Eager to put his stamp on Russia

Only days in power, Putin has pardoned Yeltsin, fired his daughter, and

From hard-line nationalists to Western-leaning liberals, just about everyone across Russia's fractious political spectrum is claiming Acting President Vladimir Putin as one of their own. But the available evidence suggests that Mr. Putin is with all, and none of them. He is a man with a mission almost as old as Russian statehood.

He is also apparently in a hurry. Though Putin has granted Boris Yeltsin immunity from prosecution and allowed him to keep an office in the Kremlin following Mr. Yeltsin's sudden resignation on Dec. 31, Putin swiftly fired the former president's daughter and chief imagemaker Tatyana Dyachenko. The move suggests he is impatient to put distance between himself and the corruption-stained, unpopular Yeltsin regime, especially the close circle of Kremlin advisers known as the "Family."

According to the head of Russia's Constitutional Court, Putin may also ask the upper house of parliament to move up presidential elections slated for the end of March. Most analysts agree that the sooner the vote is held, the better Putin's chances of being elected. And the tough-talking former spy needs a direct mandate before he embarks on any sweeping program of change.

The goal of radical Kremlin leaders from Peter the Great to Mikhail Gorbachev was to modernize a backward, sluggish society by absorbing Western technology and managerial methods, but without relinquishing political control. "It will not happen soon, if ever, that Russia will become like the US or Britain, where liberal values have long historic traditions," Putin wrote in his only known political manifesto, published last week on a government Web site (www.pravitelstvo.gov.ru/english/). "For Russia, a strong state is not an anomaly which should be got rid of. Quite the contrary, Russians see it as a source and guarantor of order and the initiator and main driving force of any change."

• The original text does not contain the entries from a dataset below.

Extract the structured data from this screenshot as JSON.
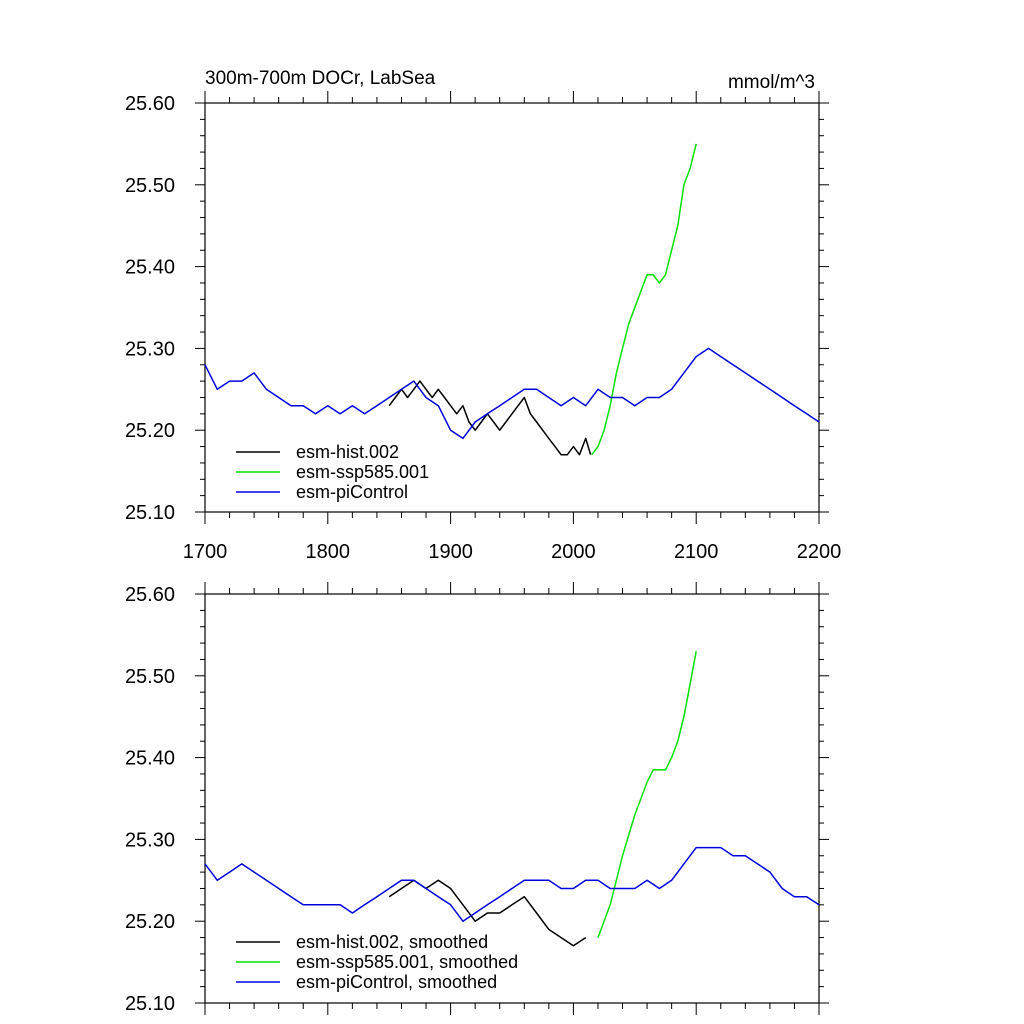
{
  "chart_data": [
    {
      "type": "line",
      "title_left": "300m-700m DOCr, LabSea",
      "title_right": "mmol/m^3",
      "xlim": [
        1700,
        2200
      ],
      "ylim": [
        25.1,
        25.6
      ],
      "x_ticks": [
        "1700",
        "1800",
        "1900",
        "2000",
        "2100",
        "2200"
      ],
      "y_ticks": [
        "25.10",
        "25.20",
        "25.30",
        "25.40",
        "25.50",
        "25.60"
      ],
      "legend_position": "bottom-left",
      "series": [
        {
          "name": "esm-hist.002",
          "color": "#000000",
          "x": [
            1850,
            1855,
            1860,
            1865,
            1870,
            1875,
            1880,
            1885,
            1890,
            1895,
            1900,
            1905,
            1910,
            1915,
            1920,
            1925,
            1930,
            1935,
            1940,
            1945,
            1950,
            1955,
            1960,
            1965,
            1970,
            1975,
            1980,
            1985,
            1990,
            1995,
            2000,
            2005,
            2010,
            2014
          ],
          "y": [
            25.23,
            25.24,
            25.25,
            25.24,
            25.25,
            25.26,
            25.25,
            25.24,
            25.25,
            25.24,
            25.23,
            25.22,
            25.23,
            25.21,
            25.2,
            25.21,
            25.22,
            25.21,
            25.2,
            25.21,
            25.22,
            25.23,
            25.24,
            25.22,
            25.21,
            25.2,
            25.19,
            25.18,
            25.17,
            25.17,
            25.18,
            25.17,
            25.19,
            25.17
          ]
        },
        {
          "name": "esm-ssp585.001",
          "color": "#00e000",
          "x": [
            2015,
            2020,
            2025,
            2030,
            2035,
            2040,
            2045,
            2050,
            2055,
            2060,
            2065,
            2070,
            2075,
            2080,
            2085,
            2090,
            2095,
            2100
          ],
          "y": [
            25.17,
            25.18,
            25.2,
            25.23,
            25.27,
            25.3,
            25.33,
            25.35,
            25.37,
            25.39,
            25.39,
            25.38,
            25.39,
            25.42,
            25.45,
            25.5,
            25.52,
            25.55
          ]
        },
        {
          "name": "esm-piControl",
          "color": "#0000dd",
          "x": [
            1700,
            1710,
            1720,
            1730,
            1740,
            1750,
            1760,
            1770,
            1780,
            1790,
            1800,
            1810,
            1820,
            1830,
            1840,
            1850,
            1860,
            1870,
            1880,
            1890,
            1900,
            1910,
            1920,
            1930,
            1940,
            1950,
            1960,
            1970,
            1980,
            1990,
            2000,
            2010,
            2020,
            2030,
            2040,
            2050,
            2060,
            2070,
            2080,
            2090,
            2100,
            2110,
            2120,
            2130,
            2140,
            2150,
            2160,
            2170,
            2180,
            2190,
            2200
          ],
          "y": [
            25.28,
            25.25,
            25.26,
            25.26,
            25.27,
            25.25,
            25.24,
            25.23,
            25.23,
            25.22,
            25.23,
            25.22,
            25.23,
            25.22,
            25.23,
            25.24,
            25.25,
            25.26,
            25.24,
            25.23,
            25.2,
            25.19,
            25.21,
            25.22,
            25.23,
            25.24,
            25.25,
            25.25,
            25.24,
            25.23,
            25.24,
            25.23,
            25.25,
            25.24,
            25.24,
            25.23,
            25.24,
            25.24,
            25.25,
            25.27,
            25.29,
            25.3,
            25.29,
            25.28,
            25.27,
            25.26,
            25.25,
            25.24,
            25.23,
            25.22,
            25.21
          ]
        }
      ]
    },
    {
      "type": "line",
      "xlim": [
        1700,
        2200
      ],
      "ylim": [
        25.1,
        25.6
      ],
      "y_ticks": [
        "25.10",
        "25.20",
        "25.30",
        "25.40",
        "25.50",
        "25.60"
      ],
      "legend_position": "bottom-left",
      "series": [
        {
          "name": "esm-hist.002, smoothed",
          "color": "#000000",
          "x": [
            1850,
            1860,
            1870,
            1880,
            1890,
            1900,
            1910,
            1920,
            1930,
            1940,
            1950,
            1960,
            1970,
            1980,
            1990,
            2000,
            2010
          ],
          "y": [
            25.23,
            25.24,
            25.25,
            25.24,
            25.25,
            25.24,
            25.22,
            25.2,
            25.21,
            25.21,
            25.22,
            25.23,
            25.21,
            25.19,
            25.18,
            25.17,
            25.18
          ]
        },
        {
          "name": "esm-ssp585.001, smoothed",
          "color": "#00e000",
          "x": [
            2020,
            2030,
            2040,
            2050,
            2060,
            2065,
            2070,
            2075,
            2080,
            2085,
            2090,
            2095,
            2100
          ],
          "y": [
            25.18,
            25.22,
            25.28,
            25.33,
            25.37,
            25.385,
            25.385,
            25.385,
            25.4,
            25.42,
            25.45,
            25.49,
            25.53
          ]
        },
        {
          "name": "esm-piControl, smoothed",
          "color": "#0000dd",
          "x": [
            1700,
            1710,
            1720,
            1730,
            1740,
            1750,
            1760,
            1770,
            1780,
            1790,
            1800,
            1810,
            1820,
            1830,
            1840,
            1850,
            1860,
            1870,
            1880,
            1890,
            1900,
            1910,
            1920,
            1930,
            1940,
            1950,
            1960,
            1970,
            1980,
            1990,
            2000,
            2010,
            2020,
            2030,
            2040,
            2050,
            2060,
            2070,
            2080,
            2090,
            2100,
            2110,
            2120,
            2130,
            2140,
            2150,
            2160,
            2170,
            2180,
            2190,
            2200
          ],
          "y": [
            25.27,
            25.25,
            25.26,
            25.27,
            25.26,
            25.25,
            25.24,
            25.23,
            25.22,
            25.22,
            25.22,
            25.22,
            25.21,
            25.22,
            25.23,
            25.24,
            25.25,
            25.25,
            25.24,
            25.23,
            25.22,
            25.2,
            25.21,
            25.22,
            25.23,
            25.24,
            25.25,
            25.25,
            25.25,
            25.24,
            25.24,
            25.25,
            25.25,
            25.24,
            25.24,
            25.24,
            25.25,
            25.24,
            25.25,
            25.27,
            25.29,
            25.29,
            25.29,
            25.28,
            25.28,
            25.27,
            25.26,
            25.24,
            25.23,
            25.23,
            25.22
          ]
        }
      ]
    }
  ]
}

Putin was schooled as an agent of the Soviet KGB in the 1970s, a time when cynicism and economic stagnation were rotting the Soviet Union's foundations. Analysts say his political mentor was Yuri Andropov, the forward-thinking spymaster who rose to rule the country for nine months in 1982. Mr. Andropov tried to use KGB experts, who understood the country's dire situation better than anyone else, to implement reforms based on tougher workplace discipline as well as imported - often stolen - Western technology and expertise.

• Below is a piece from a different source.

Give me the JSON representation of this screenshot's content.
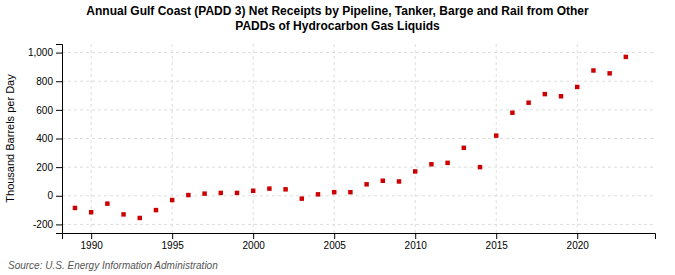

'Putin is a man of the Andropov generation, which means he believes in the guiding role of an elite of professional and pragmatic experts who wield state power for the good of the nation," says Vladimir Petukhov, an analyst with the Institute for Social and National Problems in Moscow. "This is the most essential fact about him."

Andropov died before his reforms took hold, but in 1985 Mikhail Gorbachev attempted to continue them. The early years of Mr. Gorbachev's term in power were marked by a draco- nian antidrinking campaign and efforts to "accelerate" industrial production by toughening penalties for laziness and negligence. Mr. Gorbachev soon decided Andropov-style reforms, based on tightening the screws, would not work. He expanded his program to include democratization of society and increased openness in the media.

But many Russians have come to believe that Gorbachev opened the door to anarchy. "Russia has exhausted its limit for political and socio-economic upheavals, cataclysms and radical reforms," Putin writes on the Kremlin Web site. "Every country, Russia included, must find its own path of renewal."

Mr. Putin went on to argue that Russia needs to combine the advantages of democracy and market economics with the country's own state-oriented traditions. "It is a fact that corporative forms of activity have always prevailed over individualism. Paternalistic sentiments have struck deep roots in Russian society."

Less than a week in power, he is already demonstrating how this traditional Russian approach works. In a meeting Jan. 3 with utility executives to deal with the severe energy shortages in some regions, Putin told them to "stop complaining and go out and find the gas for the country immediately." Otherwise, he reminded them, "We can put you in jail."

But the brutal war in Chechnya, which Putin seems determined to win regardless of human cost or criticism from the West, would seem his clearest practical policy statement to date.

"In Chechnya, Putin has shown he is ready to sacrifice thousands of soldiers and tens of thousands of civilians to achieve his political goals," says Andrei Piontkovsky, director of the Centre for Strategic Studies, an independent Moscow think tank.

"That's enough to know about his style to make one very, very alarmed about Russia's future under his rule."